HABER MERKEZİ - 17 Haziran Cuma Dünya basınında yer alan bazı haber özetleri:

İran Basını
Keyhan gazetesi Lübnan`da yeni hükümetin kurulmasını, direnişin başarısı ve Amerika`nın yenilgisi olarak manşetten veriyor. Gazete Yemen`de muhaliflere iktidarın devredilmesi için müzakerelerin başlaması, Amerika`nın Rusya` sınırları yakınında patriot füze konuşlandırması, İtalya`da yapılan referandum`da halkın %95`inin başbakan Berliskoni`nin nükleer ve özelleştirme siyasetlerine hayır demesi, Mısır`ın başkenti Kahire`de Hamas ve Fetih`in milli birlik hükümetini masaya yatırması gibi haberler geniş şekilde yer alıyor. Gazetede ayrıca bölgedeki gelişmeler karşısında Washington, Londra ve Tel Aviv`in kabus yaşadığını konu eden bir yazı dikkatimizi çekiyor. Yazıda kısaca şu ifadeleri okuyoruz:

Tunus ve Mısır ile başlayıp bütün bölgeye yayılan halk hareketlerinin adı "Arap baharı" diye adlandırılmıştı. Biz ise bunu "bölgesel İslami uyanış" ve "Müslüman halkların emperyalizmin kuklası diktatörlere karşı onurla başkaldırısı" olarak adlandırıyoruz. Dolayısıyla, bu süreç İslam ümmeti açısından, Ortadoğu ve özelde Filistin açısından tarihi bir dönüm noktası. Emperyalizmin Mısır ve Tunus`taki iki kuklası devrildi, Yemen`deki kuklası ise ölüm döşeğinde. Bahreyn ve Ürdün halkının diktatörlere karşı mücadelesi ise sürüyor. kuşkusuz ki diğer bütün diktatörlükleri de aynı akibet bekliyor.Bu tablonun, tüm hayati çıkarlarını Ortadoğu üzerinde şekillendirmiş olan Batı emperyalizmi açısından, özelde de Lübnan ve Filistin İslami direnişi karşısında aldığı ağır yenilgilerle 63 yıllık tarihinin en zorlu dönemlerini yaşayan, Büyük Siyonist rejim projesinden vazgeçip işgal altında bulundurduğu Filistin topraklarında tutunmaya çalışan, diğer bir deyişle ölüm-kalım savaşı veren Siyonist İsrail rejimi açısından tam bir felaket. Washington, Londra ve Tel Aviv tam bir kabus yaşıyor. Bu dönüşüm başta Suudi Arabistan olmak üzere, Amerikancı Fars körfezi ülkeleri ve diğer kukla rejimler açısından da aynı şeyi ifade ediyor.
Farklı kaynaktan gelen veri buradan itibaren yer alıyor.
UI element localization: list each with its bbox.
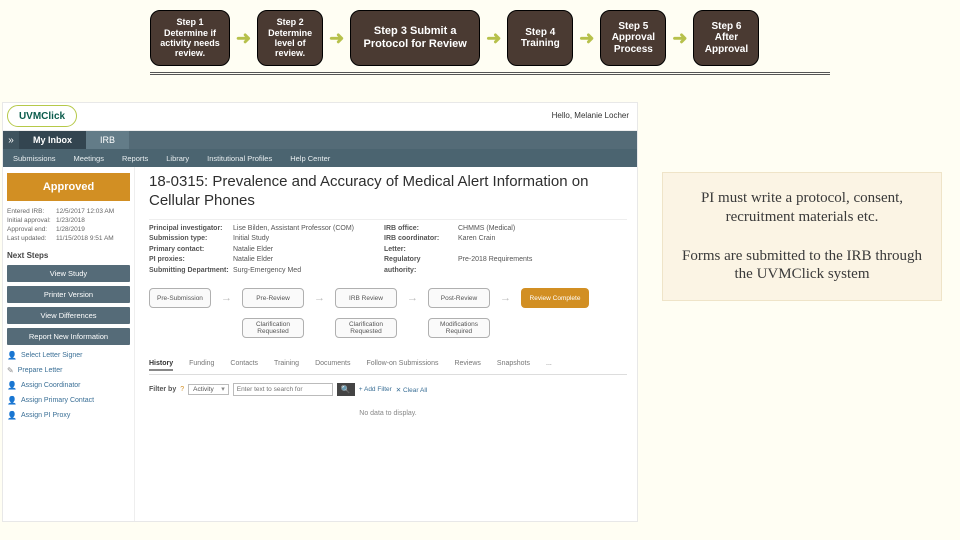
arrow-icon: ➜ — [234, 28, 253, 49]
assign-primary-contact-link[interactable]: 👤Assign Primary Contact — [7, 396, 130, 405]
status-badge: Approved — [7, 173, 130, 201]
main-panel: 18-0315: Prevalence and Accuracy of Medi… — [135, 167, 637, 521]
assign-pi-proxy-link[interactable]: 👤Assign PI Proxy — [7, 411, 130, 420]
subtab-help-center[interactable]: Help Center — [290, 154, 330, 163]
filter-label: Filter by — [149, 386, 176, 393]
tab-more[interactable]: ... — [546, 360, 552, 371]
app-header: UVMClick Hello, Melanie Locher — [3, 103, 637, 131]
step-3: Step 3 Submit a Protocol for Review — [350, 10, 480, 66]
select-letter-signer-link[interactable]: 👤Select Letter Signer — [7, 351, 130, 360]
filter-field-select[interactable]: Activity — [188, 384, 229, 395]
step-2: Step 2 Determine level of review. — [257, 10, 323, 66]
assign-coordinator-link[interactable]: 👤Assign Coordinator — [7, 381, 130, 390]
welcome-text: Hello, Melanie Locher — [552, 111, 629, 120]
wf-clarification-1[interactable]: Clarification Requested — [242, 318, 304, 338]
filter-search-input[interactable] — [233, 383, 333, 396]
tab-snapshots[interactable]: Snapshots — [497, 360, 530, 371]
prepare-letter-link[interactable]: ✎Prepare Letter — [7, 366, 130, 375]
sub-navigation: Submissions Meetings Reports Library Ins… — [3, 149, 637, 167]
step-5: Step 5 Approval Process — [600, 10, 666, 66]
arrow-icon: ➜ — [577, 28, 596, 49]
study-tabs: History Funding Contacts Training Docume… — [149, 360, 627, 375]
tab-follow-on[interactable]: Follow-on Submissions — [366, 360, 438, 371]
tab-documents[interactable]: Documents — [315, 360, 350, 371]
help-icon[interactable]: ? — [180, 386, 184, 393]
arrow-icon: → — [407, 292, 418, 304]
wf-irb-review[interactable]: IRB Review — [335, 288, 397, 308]
wf-pre-submission[interactable]: Pre-Submission — [149, 288, 211, 308]
info-panel: PI must write a protocol, consent, recru… — [662, 172, 942, 301]
arrow-icon: ➜ — [327, 28, 346, 49]
subtab-institutional-profiles[interactable]: Institutional Profiles — [207, 154, 272, 163]
subtab-meetings[interactable]: Meetings — [74, 154, 104, 163]
process-steps: Step 1 Determine if activity needs revie… — [0, 0, 960, 72]
arrow-icon: ➜ — [484, 28, 503, 49]
study-metadata: Entered IRB:12/5/2017 12:03 AM Initial a… — [7, 207, 130, 243]
add-filter-link[interactable]: + Add Filter — [359, 386, 392, 393]
step-4: Step 4 Training — [507, 10, 573, 66]
report-new-information-button[interactable]: Report New Information — [7, 328, 130, 345]
uvmclick-app: UVMClick Hello, Melanie Locher » My Inbo… — [2, 102, 638, 522]
info-text-2: Forms are submitted to the IRB through t… — [675, 247, 929, 285]
tab-history[interactable]: History — [149, 360, 173, 371]
tab-funding[interactable]: Funding — [189, 360, 214, 371]
uvmclick-logo[interactable]: UVMClick — [7, 105, 77, 127]
chevron-right-icon[interactable]: » — [3, 131, 19, 149]
next-steps-header: Next Steps — [7, 251, 130, 260]
tab-contacts[interactable]: Contacts — [230, 360, 258, 371]
subtab-reports[interactable]: Reports — [122, 154, 148, 163]
filter-row: Filter by ? Activity 🔍 + Add Filter ✕ Cl… — [149, 383, 627, 396]
left-panel: Approved Entered IRB:12/5/2017 12:03 AM … — [3, 167, 135, 521]
arrow-icon: → — [500, 292, 511, 304]
tab-irb[interactable]: IRB — [86, 131, 129, 149]
step-1: Step 1 Determine if activity needs revie… — [150, 10, 230, 66]
tab-reviews[interactable]: Reviews — [454, 360, 480, 371]
step-6: Step 6 After Approval — [693, 10, 759, 66]
tab-my-inbox[interactable]: My Inbox — [19, 131, 86, 149]
printer-version-button[interactable]: Printer Version — [7, 286, 130, 303]
info-text-1: PI must write a protocol, consent, recru… — [675, 189, 929, 227]
wf-review-complete[interactable]: Review Complete — [521, 288, 589, 308]
edit-icon: ✎ — [7, 366, 14, 375]
wf-clarification-2[interactable]: Clarification Requested — [335, 318, 397, 338]
workflow-diagram: Pre-Submission → Pre-Review Clarificatio… — [149, 288, 627, 354]
study-title: 18-0315: Prevalence and Accuracy of Medi… — [149, 173, 627, 211]
wf-pre-review[interactable]: Pre-Review — [242, 288, 304, 308]
top-navigation: » My Inbox IRB — [3, 131, 637, 149]
study-details: Principal investigator:Lise Bilden, Assi… — [149, 219, 627, 277]
subtab-submissions[interactable]: Submissions — [13, 154, 56, 163]
divider — [150, 72, 830, 75]
view-study-button[interactable]: View Study — [7, 265, 130, 282]
clear-all-link[interactable]: ✕ Clear All — [396, 386, 427, 394]
wf-modifications[interactable]: Modifications Required — [428, 318, 490, 338]
subtab-library[interactable]: Library — [166, 154, 189, 163]
arrow-icon: → — [221, 292, 232, 304]
no-data-message: No data to display. — [149, 410, 627, 417]
user-icon: 👤 — [7, 381, 17, 390]
user-icon: 👤 — [7, 411, 17, 420]
search-button[interactable]: 🔍 — [337, 383, 355, 396]
wf-post-review[interactable]: Post-Review — [428, 288, 490, 308]
user-icon: 👤 — [7, 351, 17, 360]
arrow-icon: → — [314, 292, 325, 304]
view-differences-button[interactable]: View Differences — [7, 307, 130, 324]
arrow-icon: ➜ — [670, 28, 689, 49]
user-icon: 👤 — [7, 396, 17, 405]
tab-training[interactable]: Training — [274, 360, 299, 371]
Risalet gazetesinde İslami Şura meclisi başkanı ali Laricani`nin Lübnan meclisi başkanına bu ülkede yeni hükümetin kurulmasından dolayı tebrik mesajında bulunması, Siyonist rejimin Filistinlilere saldırı tatbikatı yapacağının duyurulması, Suriye`nin Kuzey batısında olayların yatışması, Suriyeli kadınların Türkiye`yi protesto etmesi gibi haberlere dikkat çekiliyor. Gazete de ayrıca işgalci Siyonist rejimin ablukası altında olan Gazze`de, yaşanan zor koşulları konu eden bir yazı dikkatimizi çekiyor. Yazıda kısaca şu ifadelere yer verilmektedir:

Mısır`ın Refah sınır kapısını insani geçişlere açmasına rağmen, giren yardımlar Gazze halkının ihtiyaçlarını karşılamaya yetmediği ve Gazze`de büyük bir insanlık dramı yaşandığı artık herkes tarafından bilinmektedir. Bu durumun, insan haklarına saygılı olduğunu ve bunu korumaya yönelik her türlü tedbiri alacaklarını Libya için BM nezdinde ilan eden ABD ve Batı için büyük bir utanç kaynağı olduğu bir gerçektir. 2008`deki Irkçı İsrail saldırılarında hasar gören yaklaşık 20 bin bina halen onarılamamıştır. Bu binalar içerisinde okullar, evler, işyerleri, hastaneler ve hatta bakanlık binaları bile bulunduğu ifade edilmektedir. Ayrıca halkın açlık sınırının altında ki yaşam koşullarında hayatını sürdürdüğü bilinmektedir. ABD Başkanı Obama`nın 2009 Haziran ayında Mısır`da vermiş olduğu sözlerden birisi Bağımsız bir Filistin Devletinin kurulması olmasına rağmen, ırkçı rejimin Kudüs ve Batı Şeria`da yerleşimlere kendi bildiği gibi devam etmesi ve Kudüs dahil hiçbir konuda taviz vermeye yanaşmaması nedeniyle, bu güne kadar bir anlaşma sağlanamamıştır. Üstelik işgalci rejim Amerika`nın desteğiyle işgal ettiği Filistin topraklarında her geçen gün yayılmacı politikalarını küstahlıkla sürdürmeye devam ediyor.

İngiliz Basını
Bu sabah yayımlanan İngiliz gazetelerinde öne çıkan haberlerin başında, Yunanistan ekonomisinde yaşanan kriz ve bunun doğurduğu farklı yansımalar var.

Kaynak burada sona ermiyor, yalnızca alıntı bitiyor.